道中二足の草鞋|19. 未来
「誰か、未来を見せてくれませんか…」、ふと湧くこの思いは、何ともズルく、ひ弱です…。
とはいえ、未来は何だか明るくもありそうで、不安満載ながらも期待も満載、気分はけっこう能天気なのです。
外科医から神職へ…、どんな物語が生まれるのか、楽しみです。
さて、今はもう、外科医時代に対して、「有難う」と言っていいのか、「御免なさい」と言っていいのか、よく分かりません。
そうですね、考えてみれば、外科医として全てをやり切った訳ではないのです。もちろん、「もういい加減にしなさい」とも言われてもいません。つまり、今現在は外科医&神主という中今…、外科医としての意識は、その時が来るまで、神主のそれと共に生き続けるのです。中途半端に律儀なのか無愛想なのか、自分でも意味不明ですが、こういったどっち付かずの二股膏薬的な性格もまた、小児心臓外科医の本質でありましょう。今はただ、その時間を頂くことの大切さに感謝したいと思います。
でもなるほど、こうやって話しができるのは確かに、「今のこの内」だけです。幸いにも、小生の周りには気持ちの良い人が未だ多く残っておりまして、訊き逃したことはいくつもありますし、言い返したいことはもっと沢山あるのです。
しかしこの中今は、それほどに窮屈かつ硬めであってはいけません。意味を持たせるとすれば、やはり、ホンワリやんわりという感覚が必要です。
例えば、双六で泊まる場所を決める、そんないい加減さがあってもいいのでしょう。スタートラインを少しだけ前に書き換える、そんな依怙贔屓があってもいいと思います。多少は人に頼られることが増えてきたのですから、偉そうなことを遠慮なく言ってもかまわないのです。
歳食うことは温水の冷水、また良かりきですね…。迷惑なことながら、未だ伸び代が残っているとも言えましょう。僭越ではありますが、この神主&外科医という時間だけは、シンプルなアドバイスだけで心から遊べる気がいたします。必要なことは、ちょっとした覚悟を持つことだけです。
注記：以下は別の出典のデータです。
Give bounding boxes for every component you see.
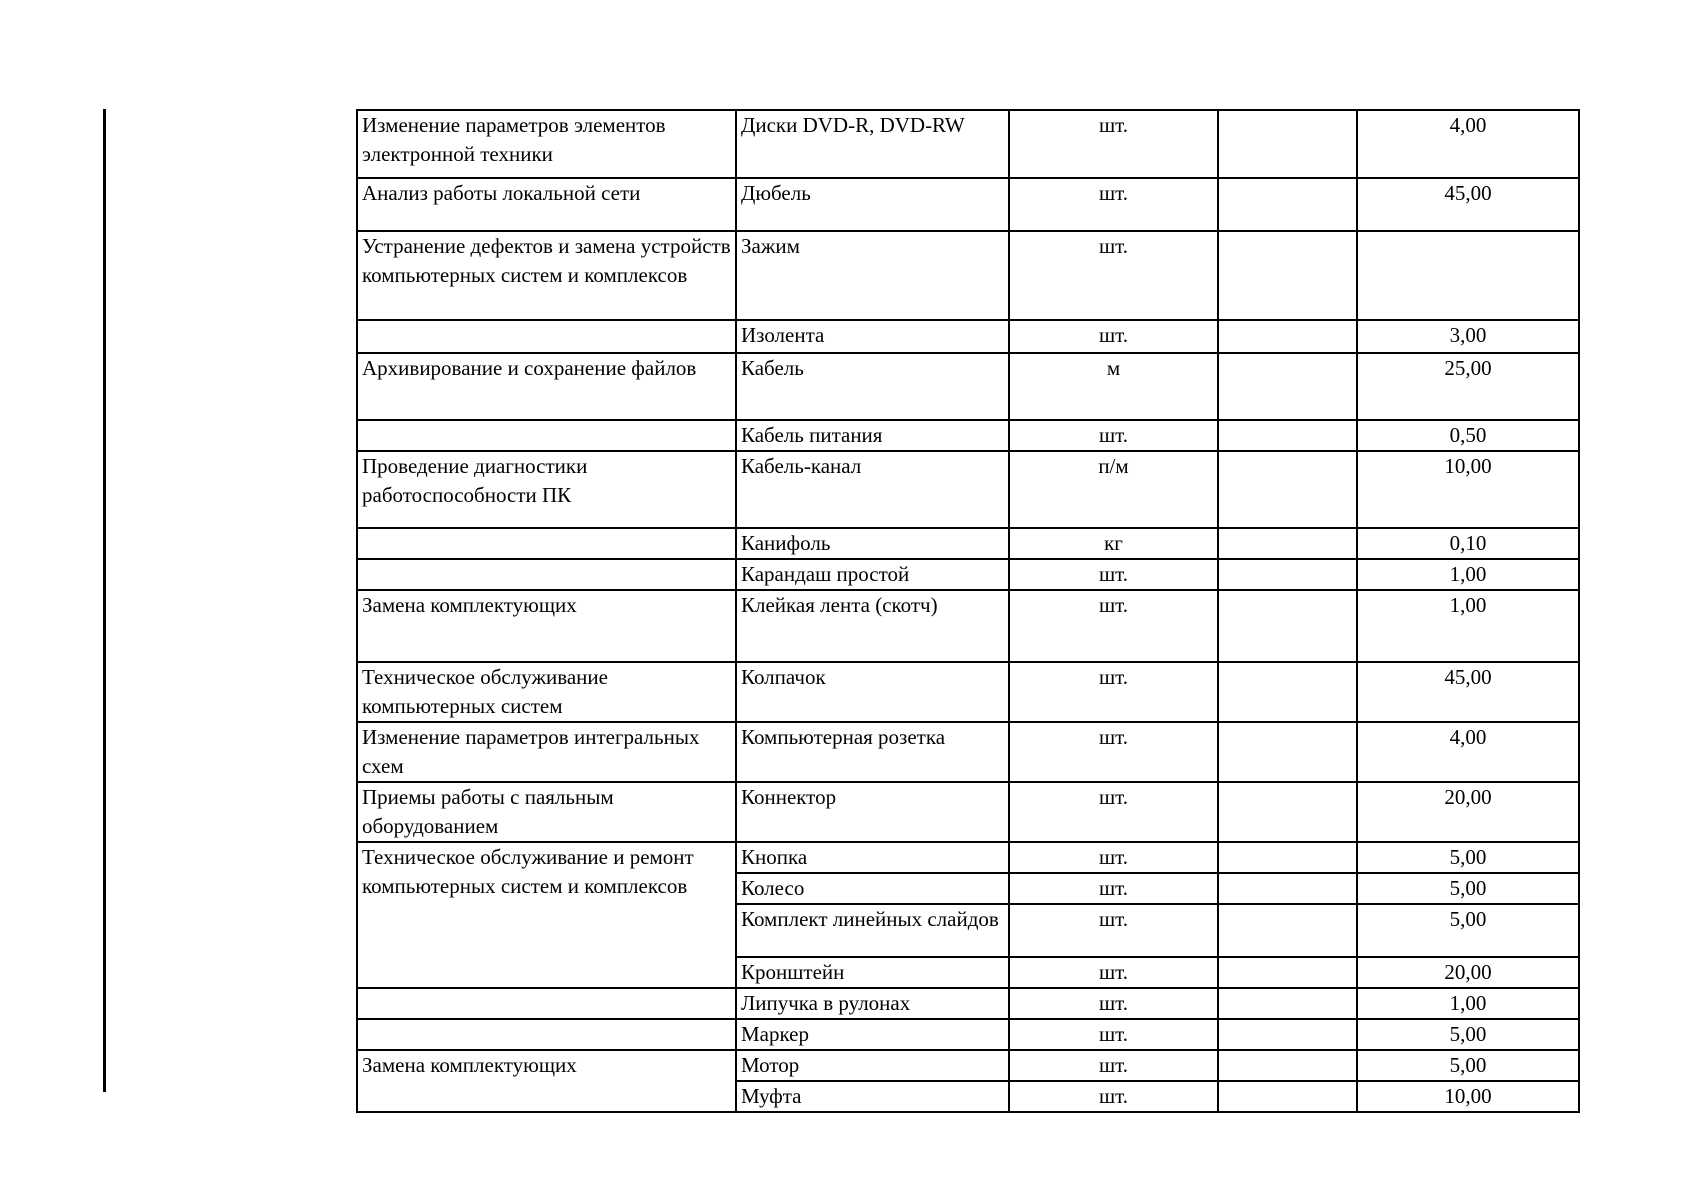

しかし、初めに申したように、弱気の虫が出てまいります…。
少しずつ前に進んでいく、その感慨は嫌というほど経験しているはずなのに、年取りますと、「少し怖い」が増えてくるのです。でも、決して歩き疲れている訳ではありません。喋り疲れた訳でもないのです。お神酒の量はそれほど変わっていませんしね。多分少しだけ、気持ちの振り幅が狭くなっているだけなのでありましょう。
それにしても、外科医&神主の中今は、進みが遅いですね。
完全に外科医の匂いが消滅するのは何時のことになるのでしょうか。何だか、恋をしなくなるまでの時間を惜しむ気分でもありまして…、ちょっぴり感傷的で、同じ量だけ観照的、それはまるで、御神籤を引く時のようです。男は度胸とは知りつつも、今だけは、愛嬌という自信もまた持たねばなりません。
神や仏、魂や愛、ご縁というものは、決して目には見えません。
しかし、それらを思考したということは、その刹那だけでも、イメージが形として存在したということ、つまり心に描けたということです…。
仮のことではありますが、「過去と未来は共に不易なものである」と、この中今でそう確認できるのであれば、そして何処かで申したように、外科医の記憶を遡ることで、この時節だけの新たな記憶が生まれるとすれば、図らずとも、不変の存在の意思を確認できるかもしれません。それは恐らく、外科医だけでは辿り着けなかった大切なものですね。抽象的に申せば、未来を見張るということでもありましょうか。
その意味で、小生にとっての外科医と神職は、「同じもの」と言っていいのでしょう。
「出発進行…。役もまた、何でもこなせるタイプなんです」
『 あれほどの時間をかけて書いたのに、そこに付随する大切な思いは、嬉しいことも悲しいことも上手く思い出せません…。とても不思議で中途半端な気分です。
それにしても最近は、ついつい無言となってしまいますね。
筆が進まないのは、外科医としての小生と神主としての小生、お互いにどちらも、相手の出方を伺っているからでありましょうか。少なくとも今は、外科医の立場で先に発言する訳にはいきません。現在の立ち位置って難しいんですよ、本当に…。
どちらも正しいと言えるから、そしてどちらも正しいとは限らないから、両者の間には、例え正しくなくても赦されることがあるし、例え間違っていても大切とすべきことがあるのです。そんな時は、御神酒を傾け合えばいいと思うのですが、まだまだ打ち解けないのでありましょう。そう言えば、あの昭和晩期の小生もまた、そういう気分であったような、なかったような…。
それにしても、外科医の記憶を別の視点で見直せることはとても大切で有り難いことですね。それもまた小生の進化と考えたいと思います。幸せなことであります。